Former College Chairman reflects on 45 years with the College

12 April 2019

A well-worn box was delivered to the Wellington offices recently, much to the intrigue of College staff.  Enclosed in the box was a treasure trove of faxes, receipts, letters and telegrams from the early days of the College, sent in by Distinguished Fellow Dr. John Musgrove.

Now 88, John still visits the same Christchurch medical centre that he helped establish in 1970, and he says they care for him well.

We caught up with John to discuss his career as a GP and work with the College. His considerable contributions included overseeing as Chairman the formation of the New Zealand College, when it gained independence from its London counterpart in 1974.

This story was published in two parts. This part is all about the early work of the College - to find out more about John and his career, click here.


You sent copies of invitations to the College’s Founding Dinner and the first GP conference. Can you tell us more about those events?

The New Zealand College was founded in 1974, and before that we were considered Faculties of the Royal College of General Practitioners in London. To celebrate, we held a Foundation Dinner on 24 January 1974 to celebrate -  the same day as Christchurch’s Commonwealth Games Opening Ceremony.

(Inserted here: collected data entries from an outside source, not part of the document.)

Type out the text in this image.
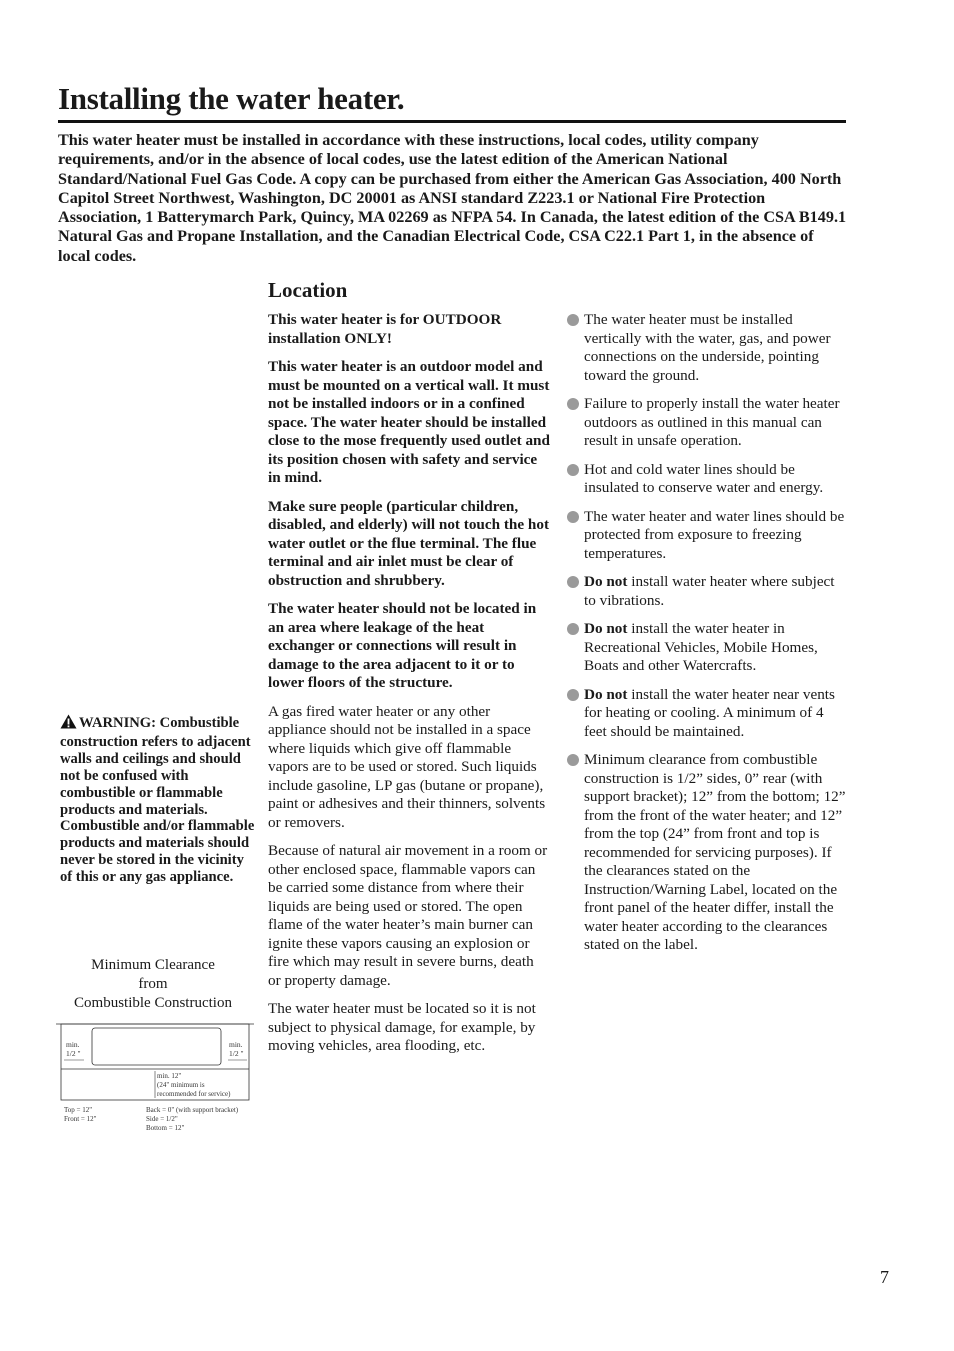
Installing the water heater.
This water heater must be installed in accordance with these instructions, local codes, utility company requirements, and/or in the absence of local codes, use the latest edition of the American National Standard/National Fuel Gas Code. A copy can be purchased from either the American Gas Association, 400 North Capitol Street Northwest, Washington, DC 20001 as ANSI standard Z223.1 or National Fire Protection Association, 1 Batterymarch Park, Quincy, MA 02269 as NFPA 54. In Canada, the latest edition of the CSA B149.1 Natural Gas and Propane Installation, and the Canadian Electrical Code, CSA C22.1 Part 1, in the absence of local codes.
WARNING: Combustible construction refers to adjacent walls and ceilings and should not be confused with combustible or flammable products and materials. Combustible and/or flammable products and materials should never be stored in the vicinity of this or any gas appliance.
Minimum Clearance
from
Combustible Construction
min.
1/2 "
min.
1/2 "
min. 12"
(24" minimum is
recommended for service)
Top = 12"
Front = 12"
Back = 0" (with support bracket)
Side = 1/2"
Bottom = 12"
Location

This water heater is for OUTDOOR installation ONLY!

This water heater is an outdoor model and must be mounted on a vertical wall. It must not be installed indoors or in a confined space. The water heater should be installed close to the mose frequently used outlet and its position chosen with safety and service in mind.

Make sure people (particular children, disabled, and elderly) will not touch the hot water outlet or the flue terminal. The flue terminal and air inlet must be clear of obstruction and shrubbery.

The water heater should not be located in an area where leakage of the heat exchanger or connections will result in damage to the area adjacent to it or to lower floors of the structure.

A gas fired water heater or any other appliance should not be installed in a space where liquids which give off flammable vapors are to be used or stored. Such liquids include gasoline, LP gas (butane or propane), paint or adhesives and their thinners, solvents or removers.

Because of natural air movement in a room or other enclosed space, flammable vapors can be carried some distance from where their liquids are being used or stored. The open flame of the water heater’s main burner can ignite these vapors causing an explosion or fire which may result in severe burns, death or property damage.

The water heater must be located so it is not subject to physical damage, for example, by moving vehicles, area flooding, etc.

The water heater must be installed vertically with the water, gas, and power connections on the underside, pointing toward the ground.
Failure to properly install the water heater outdoors as outlined in this manual can result in unsafe operation.
Hot and cold water lines should be insulated to conserve water and energy.
The water heater and water lines should be protected from exposure to freezing temperatures.
Do not install water heater where subject to vibrations.
Do not install the water heater in Recreational Vehicles, Mobile Homes, Boats and other Watercrafts.
Do not install the water heater near vents for heating or cooling. A minimum of 4 feet should be maintained.
Minimum clearance from combustible construction is 1/2” sides, 0” rear (with support bracket); 12” from the bottom; 12” from the front of the water heater; and 12” from the top (24” from front and top is recommended for servicing purposes). If the clearances stated on the Instruction/Warning Label, located on the front panel of the heater differ, install the water heater according to the clearances stated on the label.
7
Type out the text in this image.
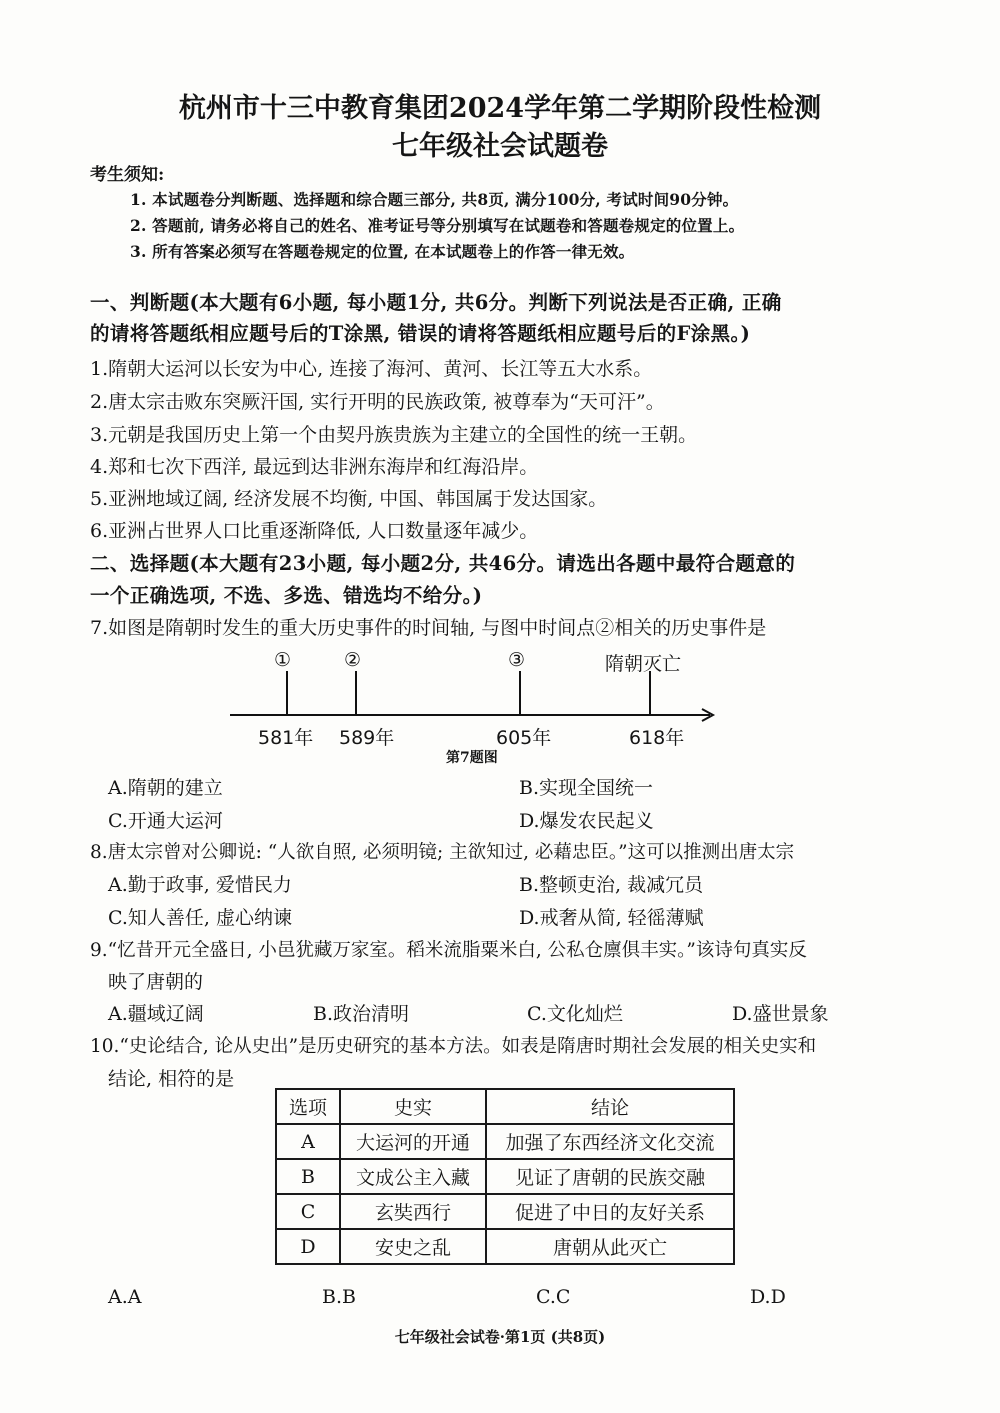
杭州市十三中教育集团2024学年第二学期阶段性检测
七年级社会试题卷
考生须知:
1. 本试题卷分判断题、选择题和综合题三部分, 共8页, 满分100分, 考试时间90分钟。
2. 答题前, 请务必将自己的姓名、准考证号等分别填写在试题卷和答题卷规定的位置上。
3. 所有答案必须写在答题卷规定的位置, 在本试题卷上的作答一律无效。
一、判断题(本大题有6小题, 每小题1分, 共6分。判断下列说法是否正确, 正确
的请将答题纸相应题号后的T涂黑, 错误的请将答题纸相应题号后的F涂黑。)
1.隋朝大运河以长安为中心, 连接了海河、黄河、长江等五大水系。
2.唐太宗击败东突厥汗国, 实行开明的民族政策, 被尊奉为“天可汗”。
3.元朝是我国历史上第一个由契丹族贵族为主建立的全国性的统一王朝。
4.郑和七次下西洋, 最远到达非洲东海岸和红海沿岸。
5.亚洲地域辽阔, 经济发展不均衡, 中国、韩国属于发达国家。
6.亚洲占世界人口比重逐渐降低, 人口数量逐年减少。
二、选择题(本大题有23小题, 每小题2分, 共46分。请选出各题中最符合题意的
一个正确选项, 不选、多选、错选均不给分。)
7.如图是隋朝时发生的重大历史事件的时间轴, 与图中时间点②相关的历史事件是
①	②	③	隋朝灭亡
581年 589年	605年	618年
第7题图
A.隋朝的建立	B.实现全国统一
C.开通大运河	D.爆发农民起义
8.唐太宗曾对公卿说: “人欲自照, 必须明镜; 主欲知过, 必藉忠臣。”这可以推测出唐太宗
A.勤于政事, 爱惜民力	B.整顿吏治, 裁减冗员
C.知人善任, 虚心纳谏	D.戒奢从简, 轻徭薄赋
9.“忆昔开元全盛日, 小邑犹藏万家室。稻米流脂粟米白, 公私仓廪俱丰实。”该诗句真实反
映了唐朝的
A.疆域辽阔	B.政治清明	C.文化灿烂	D.盛世景象
10.“史论结合, 论从史出”是历史研究的基本方法。如表是隋唐时期社会发展的相关史实和
结论, 相符的是
选项	史实	结论
A	大运河的开通	加强了东西经济文化交流
B	文成公主入藏	见证了唐朝的民族交融
C	玄奘西行	促进了中日的友好关系
D	安史之乱	唐朝从此灭亡
A.A	B.B	C.C	D.D
七年级社会试卷·第1页 (共8页)
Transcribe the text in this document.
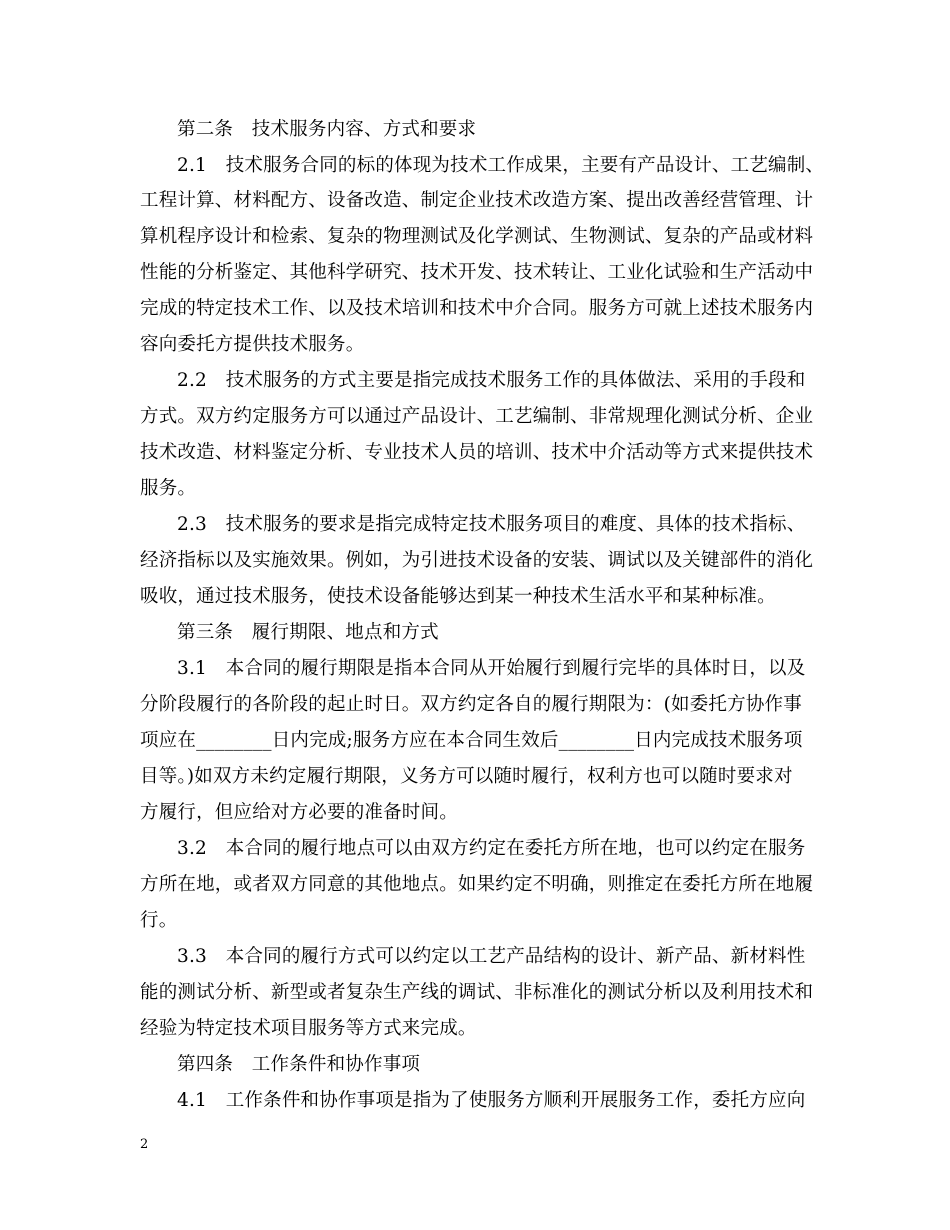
第二条　技术服务内容、方式和要求
2.1　技术服务合同的标的体现为技术工作成果，主要有产品设计、工艺编制、
工程计算、材料配方、设备改造、制定企业技术改造方案、提出改善经营管理、计
算机程序设计和检索、复杂的物理测试及化学测试、生物测试、复杂的产品或材料
性能的分析鉴定、其他科学研究、技术开发、技术转让、工业化试验和生产活动中
完成的特定技术工作、以及技术培训和技术中介合同。服务方可就上述技术服务内
容向委托方提供技术服务。
2.2　技术服务的方式主要是指完成技术服务工作的具体做法、采用的手段和
方式。双方约定服务方可以通过产品设计、工艺编制、非常规理化测试分析、企业
技术改造、材料鉴定分析、专业技术人员的培训、技术中介活动等方式来提供技术
服务。
2.3　技术服务的要求是指完成特定技术服务项目的难度、具体的技术指标、
经济指标以及实施效果。例如，为引进技术设备的安装、调试以及关键部件的消化
吸收，通过技术服务，使技术设备能够达到某一种技术生活水平和某种标准。
第三条　履行期限、地点和方式
3.1　本合同的履行期限是指本合同从开始履行到履行完毕的具体时日，以及
分阶段履行的各阶段的起止时日。双方约定各自的履行期限为：(如委托方协作事
项应在________日内完成;服务方应在本合同生效后________日内完成技术服务项
目等。)如双方未约定履行期限，义务方可以随时履行，权利方也可以随时要求对
方履行，但应给对方必要的准备时间。
3.2　本合同的履行地点可以由双方约定在委托方所在地，也可以约定在服务
方所在地，或者双方同意的其他地点。如果约定不明确，则推定在委托方所在地履
行。
3.3　本合同的履行方式可以约定以工艺产品结构的设计、新产品、新材料性
能的测试分析、新型或者复杂生产线的调试、非标准化的测试分析以及利用技术和
经验为特定技术项目服务等方式来完成。
第四条　工作条件和协作事项
4.1　工作条件和协作事项是指为了使服务方顺利开展服务工作，委托方应向
2
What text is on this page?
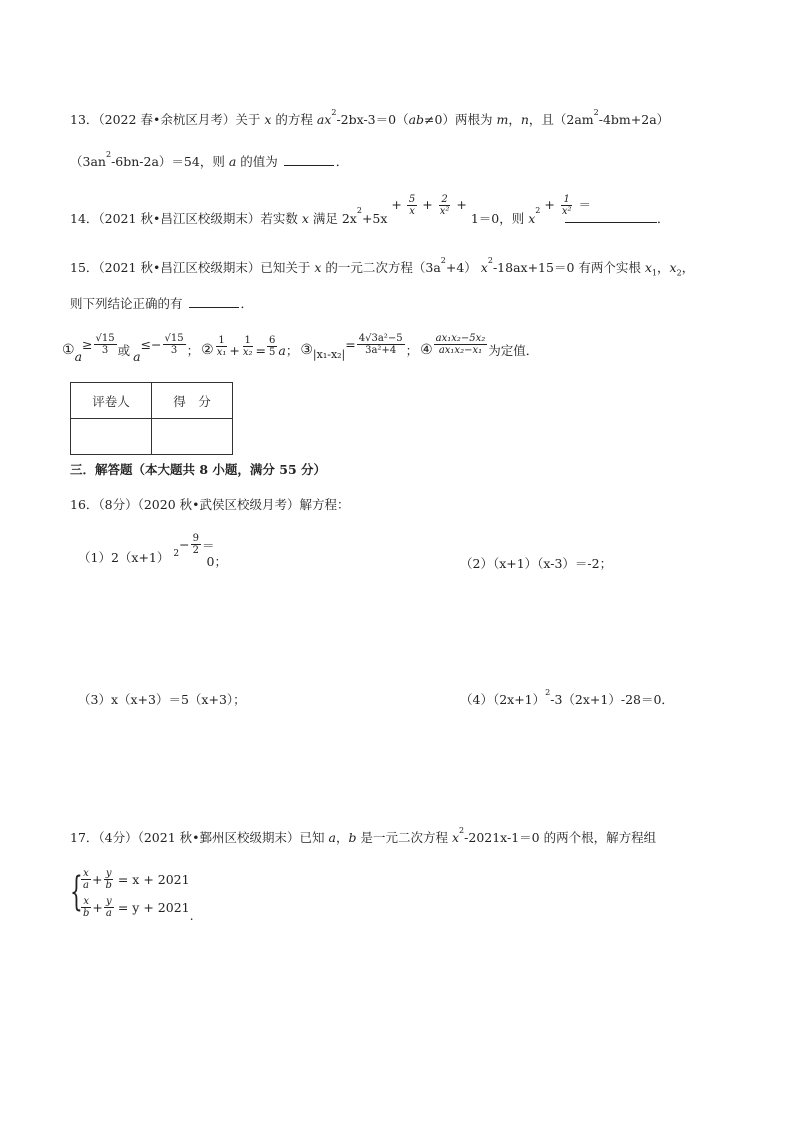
13．（2022 春•余杭区月考）关于 x 的方程 $ax^2-2bx-3=0(ab\ne 0)$两根为 m，n，且$(2am^2-4bm+2a)$
$(3an^2-6bn-2a)=54$，则 a 的值为	．
14．（2021 秋•昌江区校级期末）若实数 x 满足 $2x^2+5x + \frac{5}{x} + \frac{2}{\text{x²}} + 1=0$，则 $x^2 + \frac{1}{\text{x²}}$ ＝ ．
15．（2021 秋•昌江区校级期末）已知关于 x 的一元二次方程$(3a^2+4)$ $x^2-18ax+15=0$ 有两个实根 $x_1$，$x_2$，
则下列结论正确的有	．
① a
≥ $\frac{√15}{3}$ 或 a
≤− $\frac{√15}{3}$ ； ② $\frac{1}{\text{x₁}} + \frac{1}{\text{x₂}} = \frac{6}{5}$ a ； ③ |x₁-x₂|
= $\frac{\text{4√3a²−5}}{\text{3a²+4}}$ ； ④ $\frac{\text{ax₁x₂−5x₂}}{\text{ax₁x₂−x₁}}$ 为定值．
评卷人	得　分

三．解答题（本大题共 8 小题，满分 55 分）
16．（8分）（2020 秋•武侯区校级月考）解方程：
（1）2（x+1） 2
− $\frac{9}{2}$ ＝
0；	（2）（x+1）（x-3）＝-2；
（3）x（x+3）＝5（x+3）；	$(4)(2x+1)^2-3(2x+1)-28=0$．
17．（4分）（2021 秋•鄞州区校级期末）已知 a，b 是一元二次方程 $x^2-2021x-1=0$ 的两个根，解方程组
{
$\frac{x}{a} + \frac{y}{b} = x + 2021$
$\frac{x}{b} + \frac{y}{a} = y + 2021$
.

The dinner was attended by the Duke of Edinburgh and Professor Pat Byrne, Patron and President of the (London) Royal College of General Practitioners respectively (pictured top left). It was a wonderful evening. The Duke was scheduled to attend the races at 8.30pm, but when I reminded him of this he said “John, I am going nowhere.” Eventually he left the dinner at 11.00pm.

Our inaugural conference was held two weeks later at the University of Canterbury. Christchurch GPs and their wives planned and organised the event, which had more than 400 attendees. I believe it was very successful in paving the way for many conferences since.

How was the training programme established?

One of our first actions was to form an Education Committee and a Research Committee. 

The Education Committee organised a registrar training programme with branches in the four main centres. The first registrars were appointed, I think, in 1976. The registrars worked in practices and attended a weekly seminar. We developed an examination for entry to the College, relying a lot on the Department of General Practice in Auckland.

Under the College’s auspices, the Christchurch Faculty arranged for Education Professor Graham Nuthall from Canterbury University to run a series of lectures on “teaching the teachers”. That helped us all considerably, and other faculties developed similar initiatives.

Pictures of attendees at the College's 1974 Founding Dinner

What College achievements are you particularly proud of?

At that time there were very few female doctors in general practice, as it was very difficult if they had families as well. I think there were two female GPs in Christchurch. The training programme gradually attracted more female graduates as it allowed them to do sessional work in medical centres, without having to commit to long hours.

We initiated Continuing Medical Education programmes which helped keep members up-to-date with new medical practices, and supported many research efforts. We established our own journal, the New Zealand Family Physician which became the  Journal of Primary Health Care, which has become a well-recognised source of quality primary care information.

The early years involved a tremendous amount of work, but the College was eventually accepted by its fellow specialist colleges. I’m proud to have seen the College strengthen and grow over the years.